YouTube's main competition seems to be the big-brand portals, all of which are stumbling into video-sharing in fits and starts and leaning heavily toward the subscription model. While Google Video has lined up interesting partner brands like CBS, its navigation and ease of use has been heavily criticized.
Yahoo seemed to be moving strong into original programing but recently has made indications that it will back away from that strategy in favor of more user-generated content.
"I think they're adjusting to the amount of attention we're receiving," Hurley says of Yahoo Inc. "They're going to be chasing us. We can out-innovate these guys.
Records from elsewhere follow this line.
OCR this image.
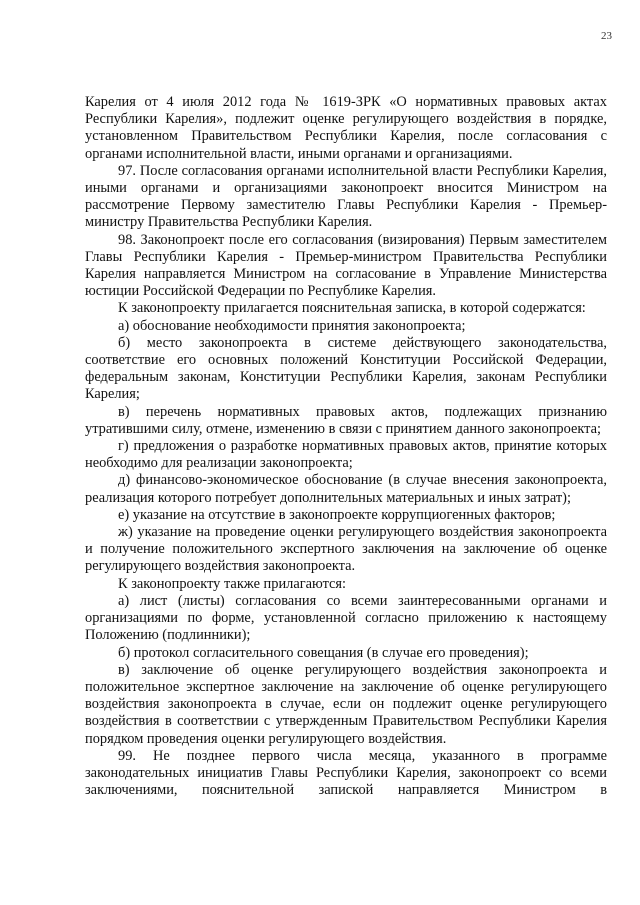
23

Карелия от 4 июля 2012 года № 1619-ЗРК «О нормативных правовых актах Республики Карелия», подлежит оценке регулирующего воздействия в порядке, установленном Правительством Республики Карелия, после согласования с органами исполнительной власти, иными органами и организациями.

97. После согласования органами исполнительной власти Республики Карелия, иными органами и организациями законопроект вносится Министром на рассмотрение Первому заместителю Главы Республики Карелия - Премьер-министру Правительства Республики Карелия.

98. Законопроект после его согласования (визирования) Первым заместителем Главы Республики Карелия - Премьер-министром Правительства Республики Карелия направляется Министром на согласование в Управление Министерства юстиции Российской Федерации по Республике Карелия.

К законопроекту прилагается пояснительная записка, в которой содержатся:

а) обоснование необходимости принятия законопроекта;

б) место законопроекта в системе действующего законодательства, соответствие его основных положений Конституции Российской Федерации, федеральным законам, Конституции Республики Карелия, законам Республики Карелия;

в) перечень нормативных правовых актов, подлежащих признанию утратившими силу, отмене, изменению в связи с принятием данного законопроекта;

г) предложения о разработке нормативных правовых актов, принятие которых необходимо для реализации законопроекта;

д) финансово-экономическое обоснование (в случае внесения законопроекта, реализация которого потребует дополнительных материальных и иных затрат);

е) указание на отсутствие в законопроекте коррупциогенных факторов;

ж) указание на проведение оценки регулирующего воздействия законопроекта и получение положительного экспертного заключения на заключение об оценке регулирующего воздействия законопроекта.

К законопроекту также прилагаются:

а) лист (листы) согласования со всеми заинтересованными органами и организациями по форме, установленной согласно приложению к настоящему Положению (подлинники);

б) протокол согласительного совещания (в случае его проведения);

в) заключение об оценке регулирующего воздействия законопроекта и положительное экспертное заключение на заключение об оценке регулирующего воздействия законопроекта в случае, если он подлежит оценке регулирующего воздействия в соответствии с утвержденным Правительством Республики Карелия порядком проведения оценки регулирующего воздействия.

99. Не позднее первого числа месяца, указанного в программе законодательных инициатив Главы Республики Карелия, законопроект со всеми заключениями, пояснительной запиской направляется Министром в
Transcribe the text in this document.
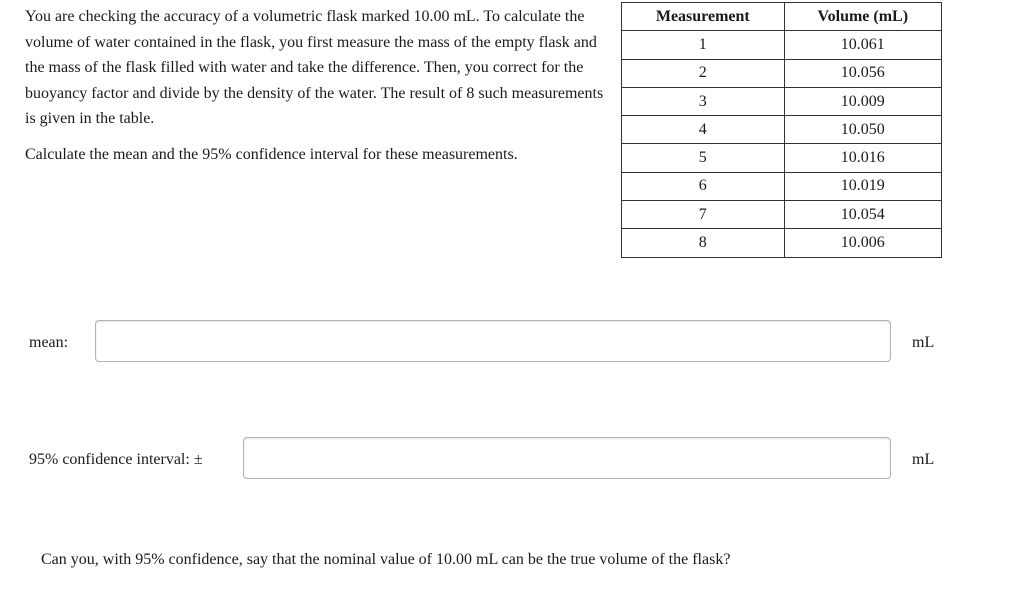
You are checking the accuracy of a volumetric flask marked 10.00 mL. To calculate the volume of water contained in the flask, you first measure the mass of the empty flask and the mass of the flask filled with water and take the difference. Then, you correct for the buoyancy factor and divide by the density of the water. The result of 8 such measurements is given in the table.

Calculate the mean and the 95% confidence interval for these measurements.

Measurement	Volume (mL)
1	10.061
2	10.056
3	10.009
4	10.050
5	10.016
6	10.019
7	10.054
8	10.006
mean:	mL
95% confidence interval: ±	mL
Can you, with 95% confidence, say that the nominal value of 10.00 mL can be the true volume of the flask?
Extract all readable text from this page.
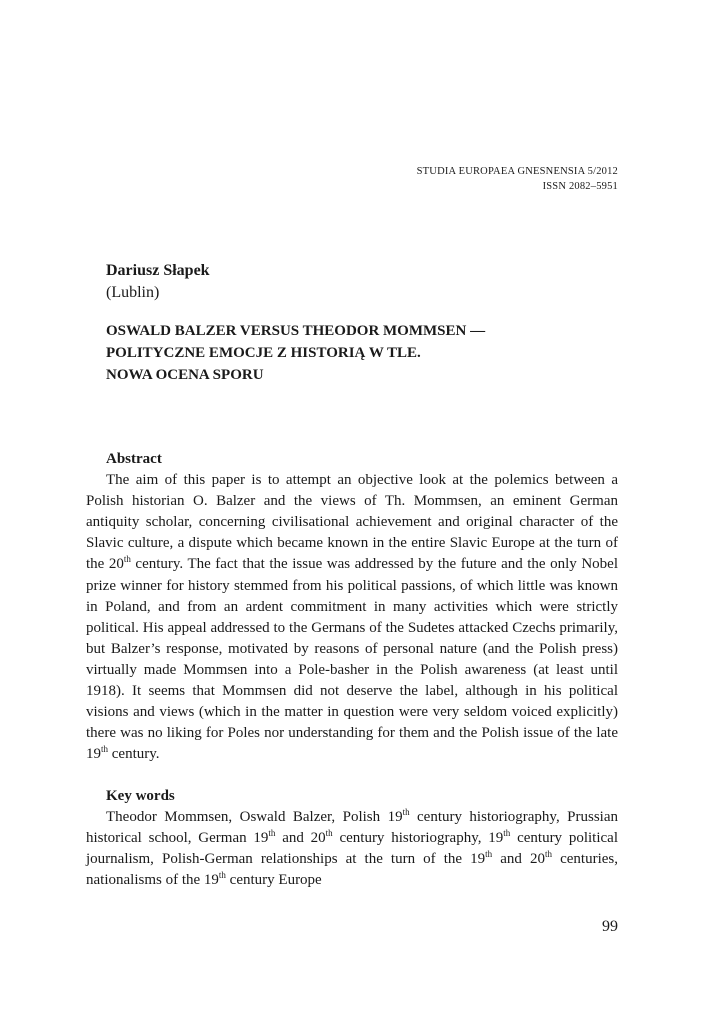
STUDIA EUROPAEA GNESNENSIA 5/2012
ISSN 2082–5951
Dariusz Słapek
(Lublin)
OSWALD BALZER VERSUS THEODOR MOMMSEN —
POLITYCZNE EMOCJE Z HISTORIĄ W TLE.
NOWA OCENA SPORU
Abstract

The aim of this paper is to attempt an objective look at the polemics between a Polish historian O. Balzer and the views of Th. Mommsen, an eminent German antiquity scholar, concerning civilisational achievement and original character of the Slavic culture, a dispute which became known in the entire Slavic Europe at the turn of the 20th century. The fact that the issue was addressed by the future and the only Nobel prize winner for history stemmed from his political passions, of which little was known in Poland, and from an ardent commitment in many activities which were strictly political. His appeal addressed to the Germans of the Sudetes attacked Czechs primarily, but Balzer’s response, motivated by reasons of personal nature (and the Polish press) virtually made Mommsen into a Pole-basher in the Polish awareness (at least until 1918). It seems that Mommsen did not deserve the label, although in his political visions and views (which in the matter in question were very seldom voiced explicitly) there was no liking for Poles nor understanding for them and the Polish issue of the late 19th century.

Key words

Theodor Mommsen, Oswald Balzer, Polish 19th century historiography, Prussian historical school, German 19th and 20th century historiography, 19th century political journalism, Polish-German relationships at the turn of the 19th and 20th centuries, nationalisms of the 19th century Europe

99
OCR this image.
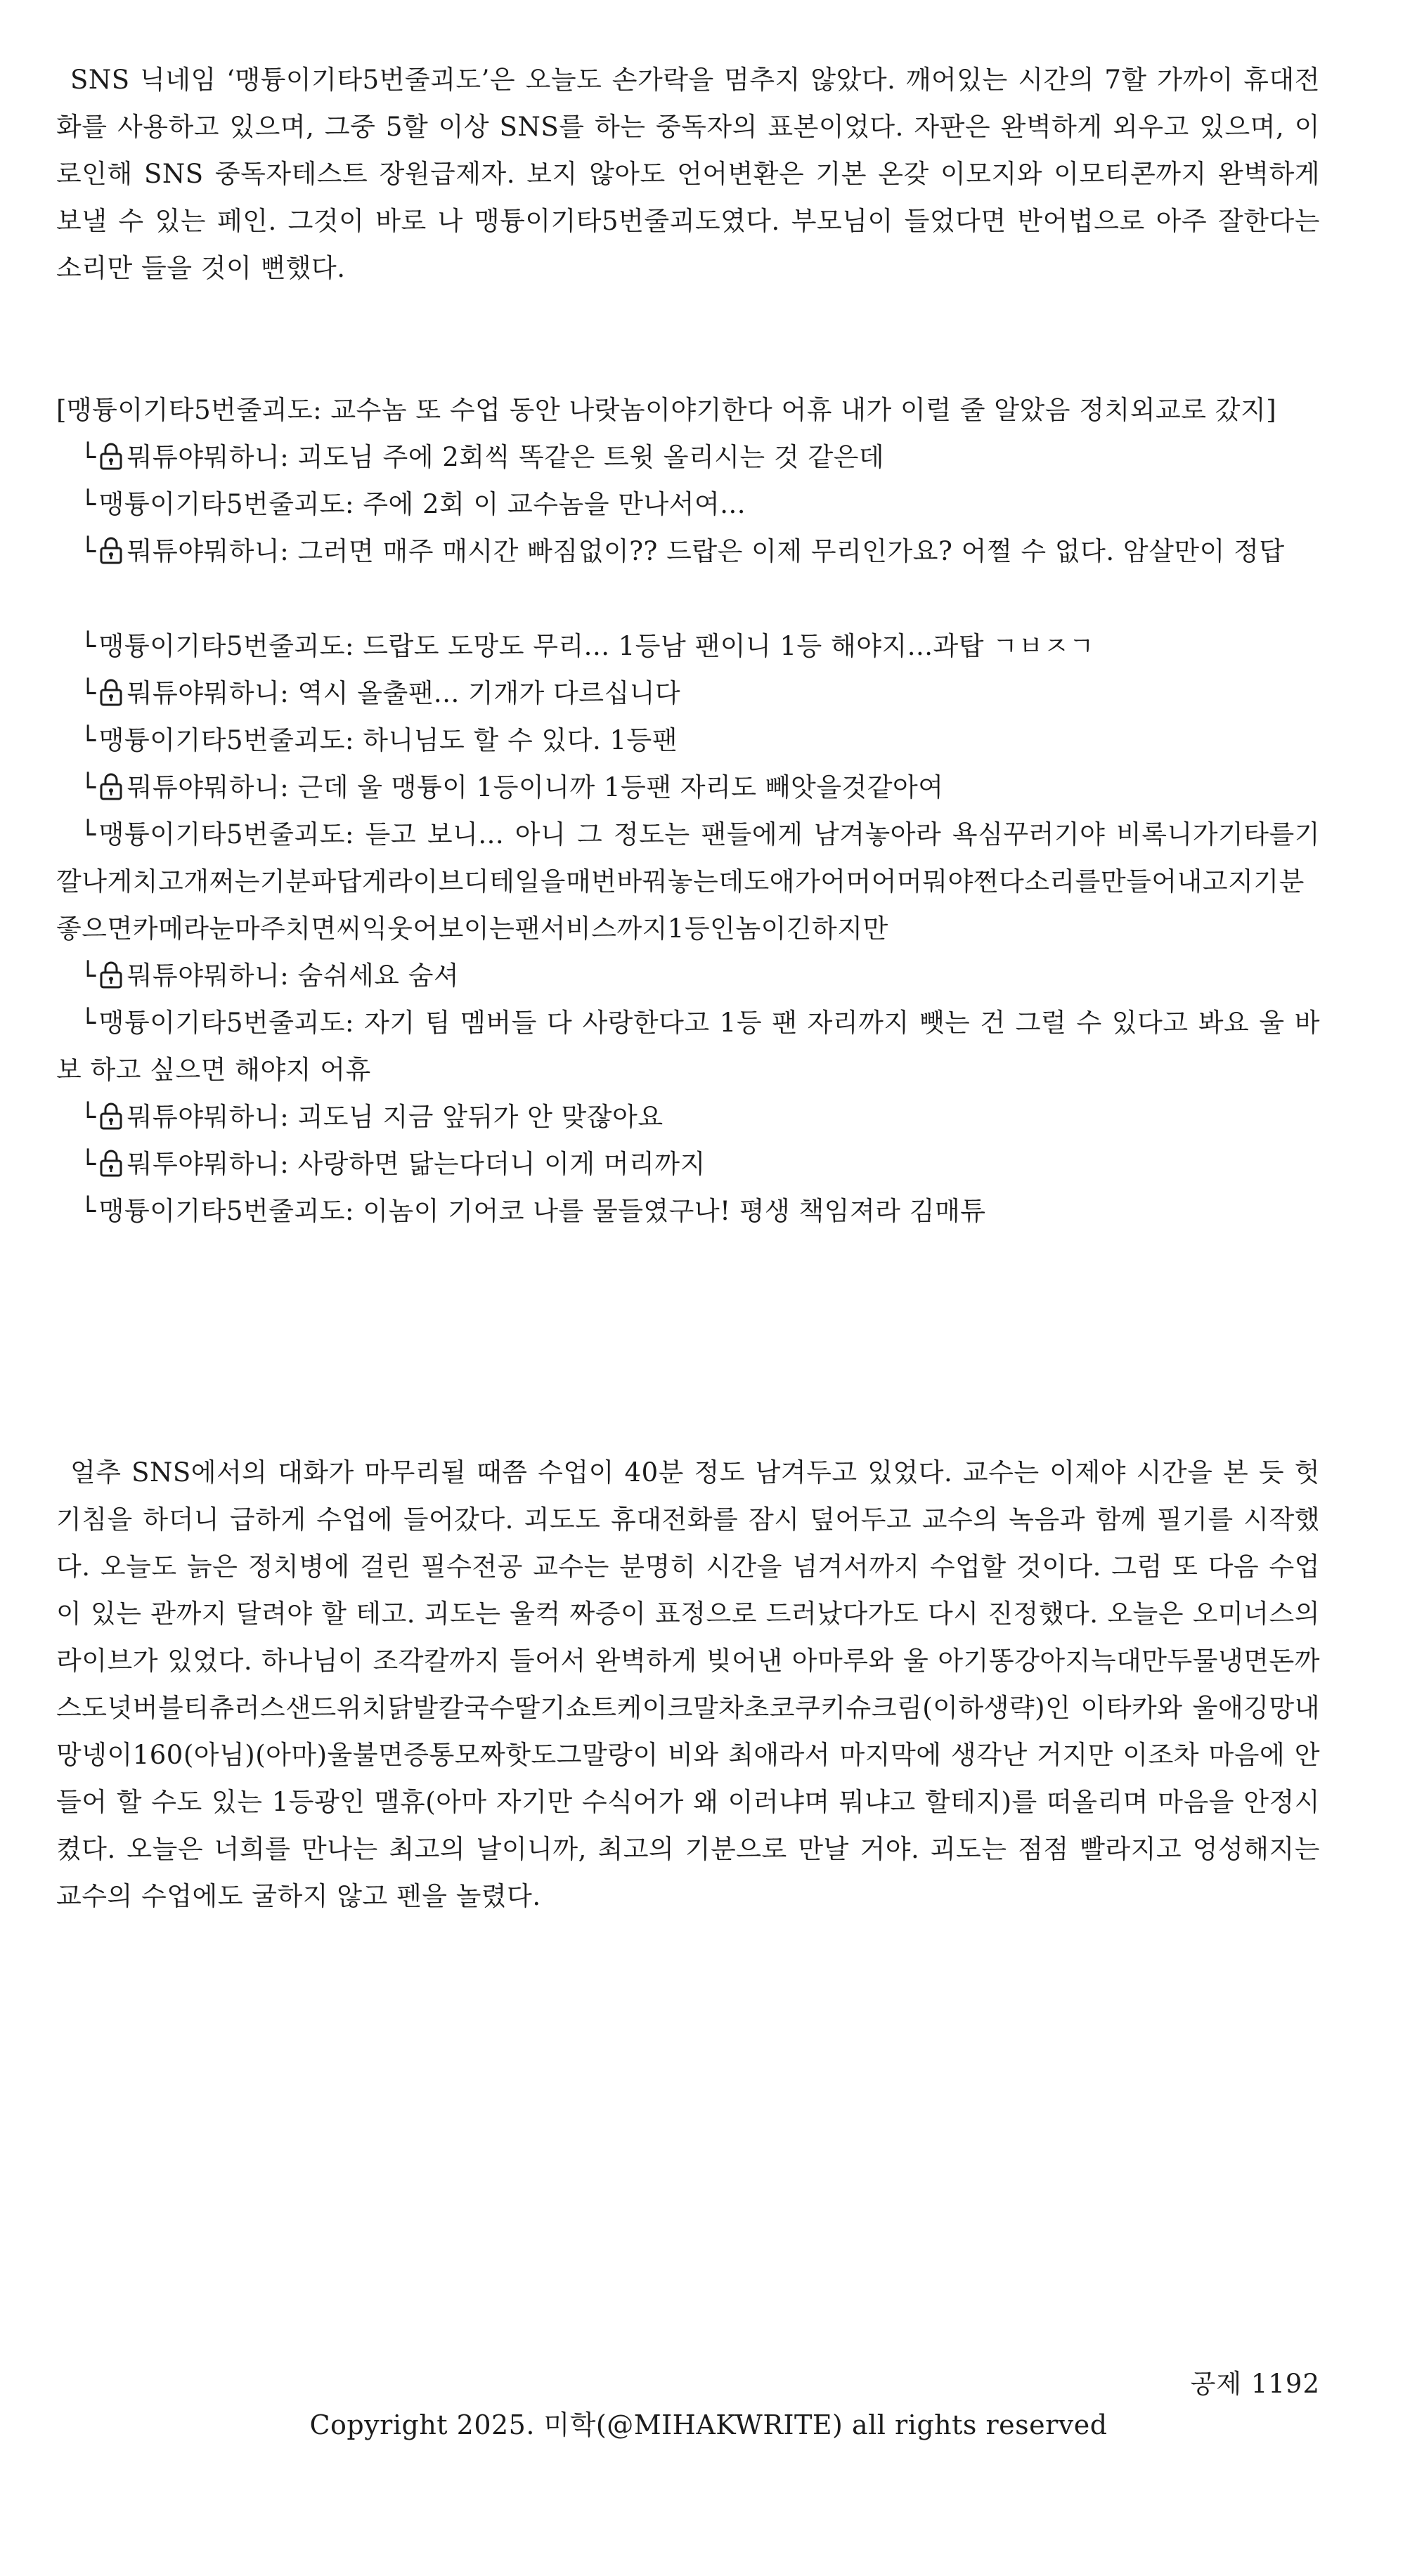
SNS 닉네임 ‘맹튱이기타5번줄괴도’은 오늘도 손가락을 멈추지 않았다. 깨어있는 시간의 7할 가까이 휴대전화를 사용하고 있으며, 그중 5할 이상 SNS를 하는 중독자의 표본이었다. 자판은 완벽하게 외우고 있으며, 이로인해 SNS 중독자테스트 장원급제자. 보지 않아도 언어변환은 기본 온갖 이모지와 이모티콘까지 완벽하게 보낼 수 있는 페인. 그것이 바로 나 맹튱이기타5번줄괴도였다. 부모님이 들었다면 반어법으로 아주 잘한다는 소리만 들을 것이 뻔했다.

[맹튱이기타5번줄괴도: 교수놈 또 수업 동안 나랏놈이야기한다 어휴 내가 이럴 줄 알았음 정치외교로 갔지]

└ 뭐튜야뭐하니: 괴도님 주에 2회씩 똑같은 트윗 올리시는 것 같은데

└ 맹튱이기타5번줄괴도: 주에 2회 이 교수놈을 만나서여...

└ 뭐튜야뭐하니: 그러면 매주 매시간 빠짐없이?? 드랍은 이제 무리인가요? 어쩔 수 없다. 암살만이 정답

└ 맹튱이기타5번줄괴도: 드랍도 도망도 무리... 1등남 팬이니 1등 해야지...과탑 ㄱㅂㅈㄱ

└ 뭐튜야뭐하니: 역시 올출팬... 기개가 다르십니다

└ 맹튱이기타5번줄괴도: 하니님도 할 수 있다. 1등팬

└ 뭐튜야뭐하니: 근데 울 맹튱이 1등이니까 1등팬 자리도 빼앗을것같아여

└ 맹튱이기타5번줄괴도: 듣고 보니... 아니 그 정도는 팬들에게 남겨놓아라 욕심꾸러기야 비록니가기타를기깔나게치고개쩌는기분파답게라이브디테일을매번바꿔놓는데도애가어머어머뭐야쩐다소리를만들어내고지기분좋으면카메라눈마주치면씨익웃어보이는팬서비스까지1등인놈이긴하지만

└ 뭐튜야뭐하니: 숨쉬세요 숨셔

└ 맹튱이기타5번줄괴도: 자기 팀 멤버들 다 사랑한다고 1등 팬 자리까지 뺏는 건 그럴 수 있다고 봐요 울 바보 하고 싶으면 해야지 어휴

└ 뭐튜야뭐하니: 괴도님 지금 앞뒤가 안 맞잖아요

└ 뭐투야뭐하니: 사랑하면 닮는다더니 이게 머리까지

└ 맹튱이기타5번줄괴도: 이놈이 기어코 나를 물들였구나! 평생 책임져라 김매튜

얼추 SNS에서의 대화가 마무리될 때쯤 수업이 40분 정도 남겨두고 있었다. 교수는 이제야 시간을 본 듯 헛기침을 하더니 급하게 수업에 들어갔다. 괴도도 휴대전화를 잠시 덮어두고 교수의 녹음과 함께 필기를 시작했다. 오늘도 늙은 정치병에 걸린 필수전공 교수는 분명히 시간을 넘겨서까지 수업할 것이다. 그럼 또 다음 수업이 있는 관까지 달려야 할 테고. 괴도는 울컥 짜증이 표정으로 드러났다가도 다시 진정했다. 오늘은 오미너스의 라이브가 있었다. 하나님이 조각칼까지 들어서 완벽하게 빚어낸 아마루와 울 아기똥강아지늑대만두물냉면돈까스도넛버블티츄러스샌드위치닭발칼국수딸기쇼트케이크말차초코쿠키슈크림(이하생략)인 이타카와 울애깅망내망넹이160(아님)(아마)울불면증통모짜핫도그말랑이 비와 최애라서 마지막에 생각난 거지만 이조차 마음에 안 들어 할 수도 있는 1등광인 맬휴(아마 자기만 수식어가 왜 이러냐며 뭐냐고 할테지)를 떠올리며 마음을 안정시켰다. 오늘은 너희를 만나는 최고의 날이니까, 최고의 기분으로 만날 거야. 괴도는 점점 빨라지고 엉성해지는 교수의 수업에도 굴하지 않고 펜을 놀렸다.

공제 1192
Copyright 2025. 미학(@MIHAKWRITE) all rights reserved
They are large organizations that take time to innovate product."
YouTube's greatest competition might turn out to be the Internet brand that is currently its greatest asset: social networking giant MySpace.com, which Hitwise estimates delivers one out of every five streams for YouTube. In January, MySpace launched its own video hosting service at http://www.vids.myspace.com that could become an easier go-to option for MySpace's massive user base.
"It could cut into YouTube's traffic," Hitwise USA's Prescott says.
MySpace recently was acquired by News Corp., and therein lies another challenge that might lie ahead for YouTube. Media companies are snapping up online properties in part because they serve as a promotional base. Witness how News Corp.-owned cable channel FX injected MySpace with the latest video from Ice Cube: It happens to double as a promo for "Black. White.," an FX series that launched this month and counts the rapper as one of its executive producers.
And News Corp. isn't the only media giant that recognizes the advertising potential of viral video. Not long after the acquisition of MySpace.com, Viacom grabbed a similar site, http://www.iFilm.com. Last week, NBC Universal acquired the female-targeted Web site http://www.iVillage.com, which it plans to seed with video programing as well.
Hurley acknowledges that YouTube could make a nice acquisition target but says no such plans are in the offing.
"That is not our intent," he says. "We're not looking for a quick exit."